The anti-fat-shaming trend sweeping TikTok

TikTok users have had enough of fatphobia. A recent movement on the social platform is rejecting fat-shaming and celebrating all body shapes, after a trend that shamed plus-size people was dubbed “offensive”, “silly” and “weird”.

It first began when a series of videos became popular where people filmed themselves in baggy t-shirts or oversized hoodies with the caption “I bet she’s fat under those clothes”. Set to the song “Love Me” by Lil Wayne, they might then pull their clothing tight across the waist to “reveal” a slimmer, hourglass figure. 

The trend’s message – that wearing greater clothing is OK so long as the body underneath continues to be acceptable by mainstream beauty standards – immediately drew criticism from other users.
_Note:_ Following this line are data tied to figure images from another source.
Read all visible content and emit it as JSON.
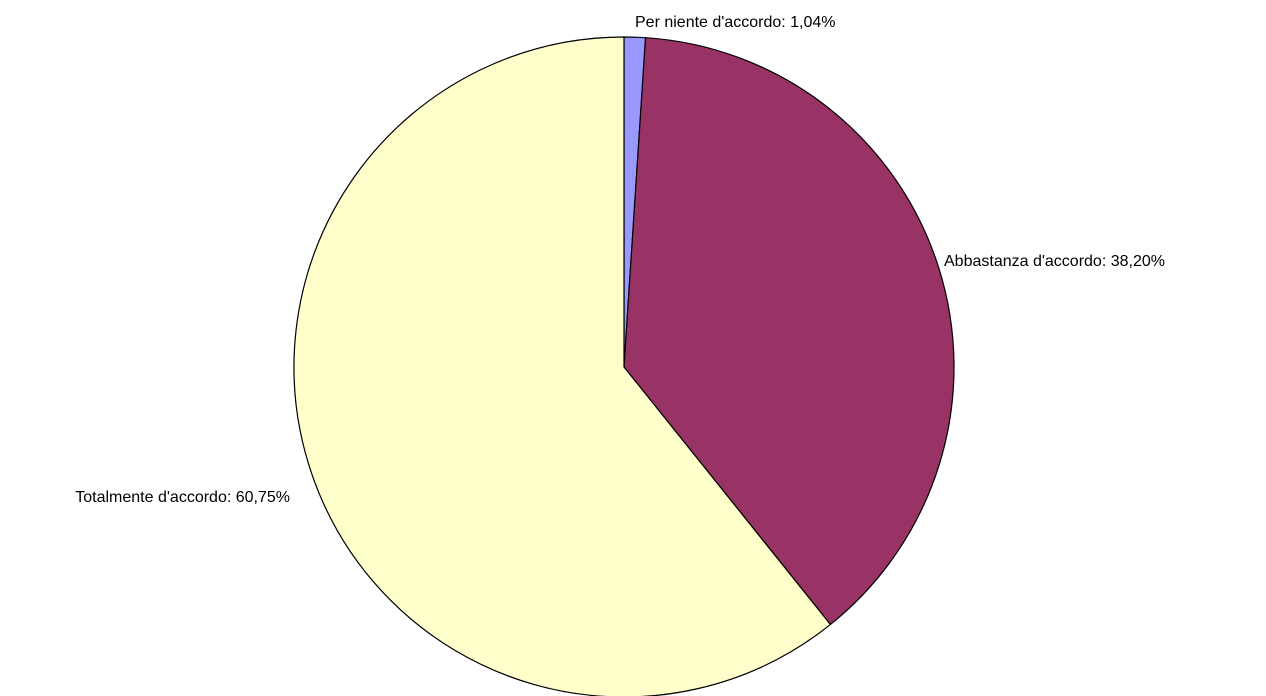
{
  "chart_data": {
    "type": "pie",
    "title": "",
    "start_angle_deg": 0,
    "direction": "clockwise",
    "slices": [
      {
        "label": "Per niente d'accordo",
        "value": 1.04,
        "display": "Per niente d'accordo: 1,04%",
        "color": "#9999ff"
      },
      {
        "label": "Abbastanza d'accordo",
        "value": 38.2,
        "display": "Abbastanza d'accordo: 38,20%",
        "color": "#993366"
      },
      {
        "label": "Totalmente d'accordo",
        "value": 60.75,
        "display": "Totalmente d'accordo: 60,75%",
        "color": "#ffffcc"
      }
    ],
    "legend": "none"
  }
}
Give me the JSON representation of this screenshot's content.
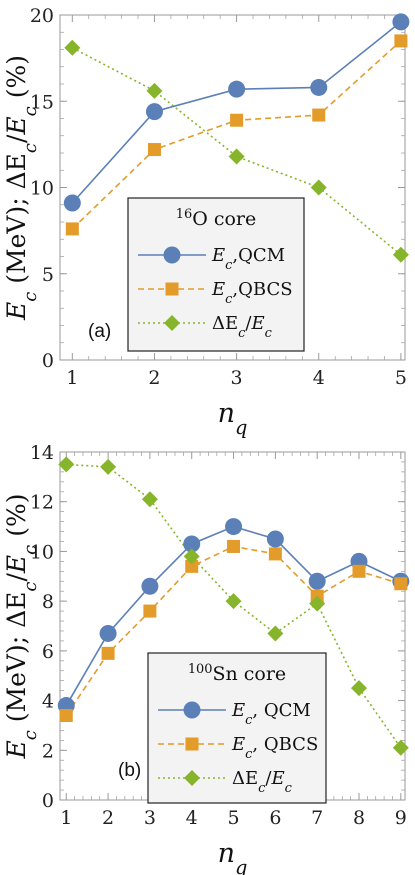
{
  "colors": {
    "qcm": "#5b7fb7",
    "qbcs": "#e39b2a",
    "delta": "#86b52b",
    "axis": "#9a9a9a",
    "legend_bg": "#f3f3f3"
  },
  "chart_data": [
    {
      "type": "line",
      "panel_label": "(a)",
      "legend_title": "¹⁶O core",
      "xlabel": "n_q",
      "ylabel": "E_c (MeV); ΔE_c/E_c (%)",
      "xlim": [
        0.85,
        5.05
      ],
      "ylim": [
        0,
        20
      ],
      "x": [
        1,
        2,
        3,
        4,
        5
      ],
      "xticks": [
        1,
        2,
        3,
        4,
        5
      ],
      "yticks": [
        0,
        5,
        10,
        15,
        20
      ],
      "series": [
        {
          "name": "E_c,QCM",
          "values": [
            9.1,
            14.4,
            15.7,
            15.8,
            19.6
          ]
        },
        {
          "name": "E_c,QBCS",
          "values": [
            7.6,
            12.2,
            13.9,
            14.2,
            18.5
          ]
        },
        {
          "name": "ΔE_c/E_c",
          "values": [
            18.1,
            15.6,
            11.8,
            10.0,
            6.1
          ]
        }
      ]
    },
    {
      "type": "line",
      "panel_label": "(b)",
      "legend_title": "¹⁰⁰Sn core",
      "xlabel": "n_q",
      "ylabel": "E_c (MeV); ΔE_c/E_c (%)",
      "xlim": [
        0.85,
        9.1
      ],
      "ylim": [
        0,
        14
      ],
      "x": [
        1,
        2,
        3,
        4,
        5,
        6,
        7,
        8,
        9
      ],
      "xticks": [
        1,
        2,
        3,
        4,
        5,
        6,
        7,
        8,
        9
      ],
      "yticks": [
        0,
        2,
        4,
        6,
        8,
        10,
        12,
        14
      ],
      "series": [
        {
          "name": "E_c, QCM",
          "values": [
            3.8,
            6.7,
            8.6,
            10.3,
            11.0,
            10.5,
            8.8,
            9.6,
            8.8
          ]
        },
        {
          "name": "E_c, QBCS",
          "values": [
            3.4,
            5.9,
            7.6,
            9.4,
            10.2,
            9.9,
            8.2,
            9.2,
            8.7
          ]
        },
        {
          "name": "ΔE_c/E_c",
          "values": [
            13.5,
            13.4,
            12.1,
            9.8,
            8.0,
            6.7,
            7.9,
            4.5,
            2.1
          ]
        }
      ]
    }
  ]
}
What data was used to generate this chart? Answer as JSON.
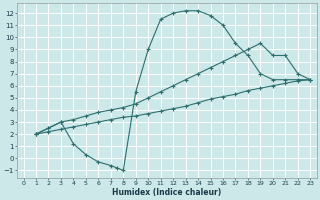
{
  "bg_color": "#cce8e8",
  "grid_color": "#ffffff",
  "line_color": "#2d6e6e",
  "xlabel": "Humidex (Indice chaleur)",
  "xlim": [
    -0.5,
    23.5
  ],
  "ylim": [
    -1.6,
    12.8
  ],
  "xticks": [
    0,
    1,
    2,
    3,
    4,
    5,
    6,
    7,
    8,
    9,
    10,
    11,
    12,
    13,
    14,
    15,
    16,
    17,
    18,
    19,
    20,
    21,
    22,
    23
  ],
  "yticks": [
    -1,
    0,
    1,
    2,
    3,
    4,
    5,
    6,
    7,
    8,
    9,
    10,
    11,
    12
  ],
  "curve1_x": [
    1,
    2,
    3,
    4,
    5,
    6,
    7,
    7.5,
    8,
    9,
    10,
    11,
    12,
    13,
    14,
    15,
    16,
    17,
    18,
    19,
    20,
    21,
    22,
    23
  ],
  "curve1_y": [
    2,
    2.5,
    3,
    1.2,
    0.3,
    -0.3,
    -0.6,
    -0.8,
    -1,
    5.5,
    9,
    11.5,
    12,
    12.2,
    12.2,
    11.8,
    11,
    9.5,
    8.5,
    7,
    6.5,
    6.5,
    6.5,
    6.5
  ],
  "curve2_x": [
    1,
    2,
    3,
    4,
    5,
    6,
    7,
    8,
    9,
    10,
    11,
    12,
    13,
    14,
    15,
    16,
    17,
    18,
    19,
    20,
    21,
    22,
    23
  ],
  "curve2_y": [
    2,
    2.5,
    3,
    3.2,
    3.5,
    3.8,
    4.0,
    4.2,
    4.5,
    5.0,
    5.5,
    6.0,
    6.5,
    7.0,
    7.5,
    8.0,
    8.5,
    9.0,
    9.5,
    8.5,
    8.5,
    7.0,
    6.5
  ],
  "curve3_x": [
    1,
    2,
    3,
    4,
    5,
    6,
    7,
    8,
    9,
    10,
    11,
    12,
    13,
    14,
    15,
    16,
    17,
    18,
    19,
    20,
    21,
    22,
    23
  ],
  "curve3_y": [
    2,
    2.2,
    2.4,
    2.6,
    2.8,
    3.0,
    3.2,
    3.4,
    3.5,
    3.7,
    3.9,
    4.1,
    4.3,
    4.6,
    4.9,
    5.1,
    5.3,
    5.6,
    5.8,
    6.0,
    6.2,
    6.4,
    6.5
  ]
}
So that they began fighting back, and the audio has now been taken over, flooded by videos that reject the trend and are racking up hundreds of thousands of views.

This recent trend begins the exact same as the unique one with the crucial difference that as an alternative of showing a slimmer body at the tip of the video, people refuse to participate and share a message of body positivity, or they pull their clothing tight to disclose their “chubby” or “fat” bodies.  
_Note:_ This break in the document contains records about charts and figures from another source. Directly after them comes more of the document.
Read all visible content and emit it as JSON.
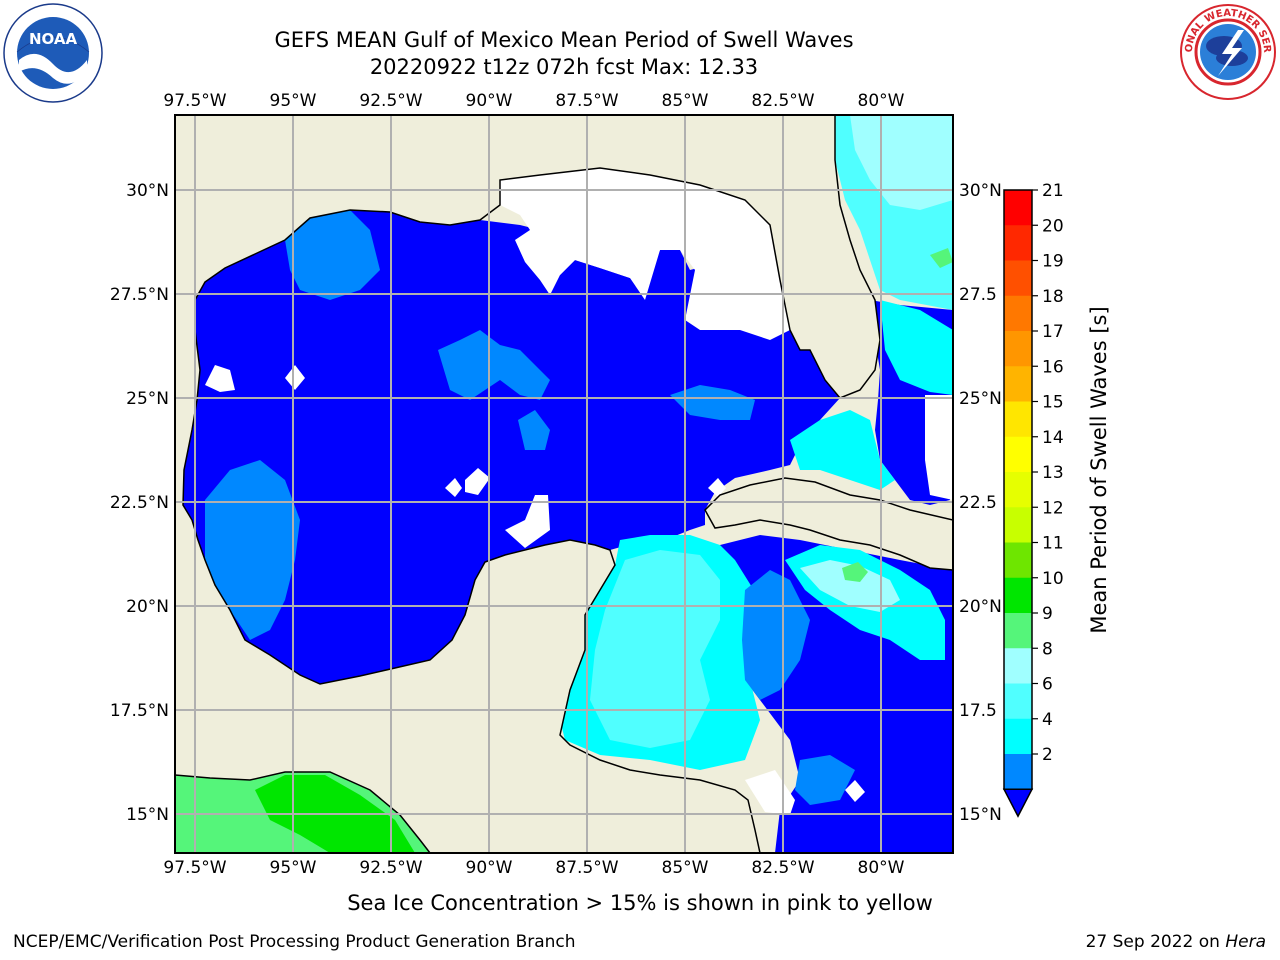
{
  "title_line1": "GEFS MEAN Gulf of Mexico Mean Period of Swell Waves",
  "title_line2": "20220922 t12z 072h fcst   Max: 12.33",
  "lon_ticks": [
    "97.5°W",
    "95°W",
    "92.5°W",
    "90°W",
    "87.5°W",
    "85°W",
    "82.5°W",
    "80°W"
  ],
  "lat_ticks_left": [
    "30°N",
    "27.5°N",
    "25°N",
    "22.5°N",
    "20°N",
    "17.5°N",
    "15°N"
  ],
  "lat_ticks_right": [
    "30°N",
    "27.5",
    "25°N",
    "22.5",
    "20°N",
    "17.5",
    "15°N"
  ],
  "colorbar": {
    "label": "Mean Period of Swell Waves [s]",
    "ticks": [
      "21",
      "20",
      "19",
      "18",
      "17",
      "16",
      "15",
      "14",
      "13",
      "12",
      "11",
      "10",
      "9",
      "8",
      "6",
      "4",
      "2"
    ],
    "colors": [
      "#ff0000",
      "#ff2800",
      "#ff5000",
      "#ff7800",
      "#ff9600",
      "#ffb400",
      "#ffe600",
      "#ffff00",
      "#e6ff00",
      "#c8ff00",
      "#6ee600",
      "#00e600",
      "#55f57a",
      "#a0ffff",
      "#50ffff",
      "#00ffff",
      "#0088ff"
    ],
    "extend_color": "#0000ff"
  },
  "map_colors": {
    "land": "#efeedb",
    "blue_2": "#0000ff",
    "blue_4": "#0088ff",
    "cyan_6": "#00ffff",
    "cyan_8": "#50ffff",
    "cyan_9": "#a0ffff",
    "green_10": "#55f57a",
    "green_11": "#00e600",
    "white_missing": "#ffffff"
  },
  "note": "Sea Ice Concentration > 15% is shown in pink to yellow",
  "footer_left": "NCEP/EMC/Verification Post Processing Product Generation Branch",
  "footer_right_text": "27 Sep 2022 on ",
  "footer_right_italic": "Hera",
  "logo_noaa_text": "NOAA",
  "logo_nws_text": "NATIONAL WEATHER SERVICE"
}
“I’d somewhat be fat than body shaming other people to spice up your individual ego,” user @soulmori writes on her video which has been viewed over a million times, while @spookigio26 wrote: “Why does it matter??? This trend is offensive and disgusting to our beautiful plus sized women” on a video with 3.5 million views. 

“And what about it” said @casischaotic, while @lauri_bnl just wrote “fuck this trend”. Overall, across all of the videos the prevailing message is that there may be nothing improper with being fat. “I refuse to let girls think this isn’t a good looking weight for this reason trend,” user @chloecost writes in her video.

This anti-fat shaming trend is just the newest of body positive videos on TikTok which proves that social media might be used for good. In 2020, users have fun “undesirable” physical features through historical images and artistic endeavors, while earlier this 12 months an anti-filter trend rallied against the unrealistic ideals of beauty trends and photo editing. 

Mainstream culture, social media, capitalism and the patriarchy all feed into the concept our appearance and bodies are a very powerful things about us; that physical “beauty” ought to be prioritised above all else. This trend reminds us that it is a lie. As @thesophialiu wrote on her video, “our bodies are the least interesting thing about us.”

Watch a few of the perfect videos below.